La semana pasada reivindiqué mi derecho al catastrofismo. Hoy quisiera hacerlo del ejercicio de la imaginación política. Los lectores de La Jornada están desplazando su interés del presente oscuro que vivimos a un futuro cada vez más amenazante. Por instinto percibimos que se aproxima el fenómeno circular de turbulencia, desinversión, fuga de capitales, decisiones exasperadas y tensiones frenéticas que llamamos la crisis de final de sexenio, que podría adelantarse un año a lo que resulta tradicional.
La primera crisis terminal fue la de Díaz Ordaz. Su autoritarismo llevó a un quiebre moral y político al sistema, del que no se ha recuperado. Echeverría ensayó la ``apertura democrática''. Sin embargo, para 1976 el sistema seguía operando igual. La deuda externa se había quintuplicado. La declinación monetaria de entonces no ha terminado. López Portillo hizo una reforma electoral. No cambió nada importante. Terminó el sexenio en 1982 con un desastre que destruyó las bases materiales de nuestra soberanía. De la Madrid inició una ``liberalización'', pero después se asustó y autorizó fraudes cada vez mayores. Terminó en 1988 en una desastrosa ``crisis'', de la que no hemos salido. Carlos Salinas quiso restaurar el sistema para su propio beneficio, e hizo cuatro reformas políticas tramposas. Terminó destruyendo el nuevo sistema financiero con el que pensaba modernizar al país y acabó en 1994 con la confianza en la recuperación. Zedillo, en su hora inaugural, impulsó una reforma que parecía radical. Hoy aparece como el ``hombre que no pudo hacer la transición''. Hay altas probabilidades de que su mandato termine peor que el de los cinco anteriores.
Asombra el carácter circular de los fenómenos y la recurrencia de ciertas características: 1) los presidentes son personajes cada vez menores; 2) es evidente la vinculación entre el autoritarismo concentrador y los desastres económicos; 3) las élites parecen incapaces de renunciar a su apoyo tácito al sistema y se van hundiendo con él; 4) la paciencia abnegada de las masas mexicanas privadas de futuro y el de sus hijos; 5) los gobiernos de Estados Unidos (que seguramente han percibido el carácter recurrente de estas derrotas y el peligro que representa para sus intereses y su seguridad nacional) no han ``urgido'' a nuestro gobierno, por cierto tan dúctil, para que termine esta larga y agónica transición.

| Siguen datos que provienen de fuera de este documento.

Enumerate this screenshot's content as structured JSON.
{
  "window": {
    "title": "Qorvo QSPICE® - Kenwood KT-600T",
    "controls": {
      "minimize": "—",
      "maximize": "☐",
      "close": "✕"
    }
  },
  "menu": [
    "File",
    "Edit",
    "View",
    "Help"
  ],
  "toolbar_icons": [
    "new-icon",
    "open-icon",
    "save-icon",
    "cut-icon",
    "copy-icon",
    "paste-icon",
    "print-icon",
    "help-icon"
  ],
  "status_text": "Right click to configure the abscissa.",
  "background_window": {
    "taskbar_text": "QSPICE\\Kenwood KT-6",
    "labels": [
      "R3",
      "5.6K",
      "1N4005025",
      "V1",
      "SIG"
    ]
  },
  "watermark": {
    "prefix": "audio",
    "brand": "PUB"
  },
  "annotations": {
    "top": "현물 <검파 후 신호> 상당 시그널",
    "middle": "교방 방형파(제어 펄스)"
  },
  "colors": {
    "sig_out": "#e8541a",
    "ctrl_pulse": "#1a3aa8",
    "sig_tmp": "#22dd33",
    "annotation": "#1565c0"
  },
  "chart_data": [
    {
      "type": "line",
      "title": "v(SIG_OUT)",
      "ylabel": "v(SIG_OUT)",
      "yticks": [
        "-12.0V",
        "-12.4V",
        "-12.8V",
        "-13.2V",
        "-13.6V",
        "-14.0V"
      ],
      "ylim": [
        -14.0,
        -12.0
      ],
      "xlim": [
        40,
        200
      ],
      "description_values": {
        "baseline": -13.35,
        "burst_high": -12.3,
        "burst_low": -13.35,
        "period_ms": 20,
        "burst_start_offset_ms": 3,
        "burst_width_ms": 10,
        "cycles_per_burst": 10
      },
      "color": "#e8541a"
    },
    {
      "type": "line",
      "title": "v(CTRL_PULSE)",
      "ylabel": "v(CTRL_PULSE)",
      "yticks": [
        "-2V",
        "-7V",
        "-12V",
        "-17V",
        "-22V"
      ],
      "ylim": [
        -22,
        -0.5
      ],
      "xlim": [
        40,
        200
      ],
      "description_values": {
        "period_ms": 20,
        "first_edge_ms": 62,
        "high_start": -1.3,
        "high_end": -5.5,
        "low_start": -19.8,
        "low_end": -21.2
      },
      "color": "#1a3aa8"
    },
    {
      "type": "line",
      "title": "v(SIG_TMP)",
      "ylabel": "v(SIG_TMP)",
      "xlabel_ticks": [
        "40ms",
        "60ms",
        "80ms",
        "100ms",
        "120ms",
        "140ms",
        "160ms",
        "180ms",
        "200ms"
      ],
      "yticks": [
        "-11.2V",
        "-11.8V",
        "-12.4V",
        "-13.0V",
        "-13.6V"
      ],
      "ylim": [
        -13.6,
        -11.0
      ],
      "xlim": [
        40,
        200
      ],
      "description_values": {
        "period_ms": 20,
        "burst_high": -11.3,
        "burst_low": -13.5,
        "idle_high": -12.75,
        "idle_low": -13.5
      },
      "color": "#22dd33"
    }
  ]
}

¿Cómo inventar un futuro distinto de aquel al que parecemos condenados? Es importante imaginar. Aquellas cosas que imaginamos en cierta forma comienzan a existir. Dediquémonos un poco a las profecías dinámicas. El ejercicio de la profecía es muy placentero para el que lo ejerce, siempre y cuando nuestros ``públicos'' no cotejen demasiado severamente nuestros pronósticos con la realidad. Y es útil con tal de distinguir entre lo deseable, lo posible y lo probable.
Por ejemplo, todos quisiéramos que México remontara el sistema de crisis recurrentes. Estoy seguro que el presidente Zedillo lo desea vivamente. No quiere caer en el tobogán como sus antecesores ni terminar, como Salinas, exiliado en un pequeño y frío país perdido en el Mar del Norte. Al menos retóricamente las élites mexicanas y los países vecinos del mundo quisieran que volviéramos a crecer al 6 por ciento décadas enteras, que pagáramos lo que debemos y que nuestra moneda se volviera fuerte como en los años 60. Que aprovechemos el ciclo de prosperidad de 30 años que, según los futurólogos, se avecina.
Esto es un buen deseo, sólo sería posible que se hiciera lo necesario: si se abandona la teología neoliberal y los mitos geniales del ``mercado libre global'', y se aplican inteligentes dosis de proteccionismo e intervencionismo; si se contiene drásticamente la explosión demográfica; si se moderniza la administración pública; si se da vigencia a los procesos democráticos; si el gobierno organiza una reforma fiscal verdaderamente progresiva y desplaza inmensos recursos hacia la salud, la educación, el empleo, la comunicación y el combate a la contaminación.
Pero esto no vendría solo. Se necesitaría un gobierno electo con alta mayoría y con protagonistas mucho más visionarios y valerosos, un pueblo dispuesto a construir algo grande y una minoría rica dispuesta a sacrificar las ganancias al corto plazo por la prosperidad de décadas.
Habría que desmontar totalmente las relaciones perversas y viciadas entre el gobierno y los criminales, y construir acuerdos internacionales para contener los asaltos sexenales a las reservas nacionales. Revisar críticamente las relaciones con Estados Unidos.
¿Desvaríos? No lo creo. Imaginar algo es empezar a hacerlo posible. También tendríamos que imaginar lo que es posible y probable que suceda de no hacer oportunamente estos cambios. Les aseguro que no es una previsión risueña.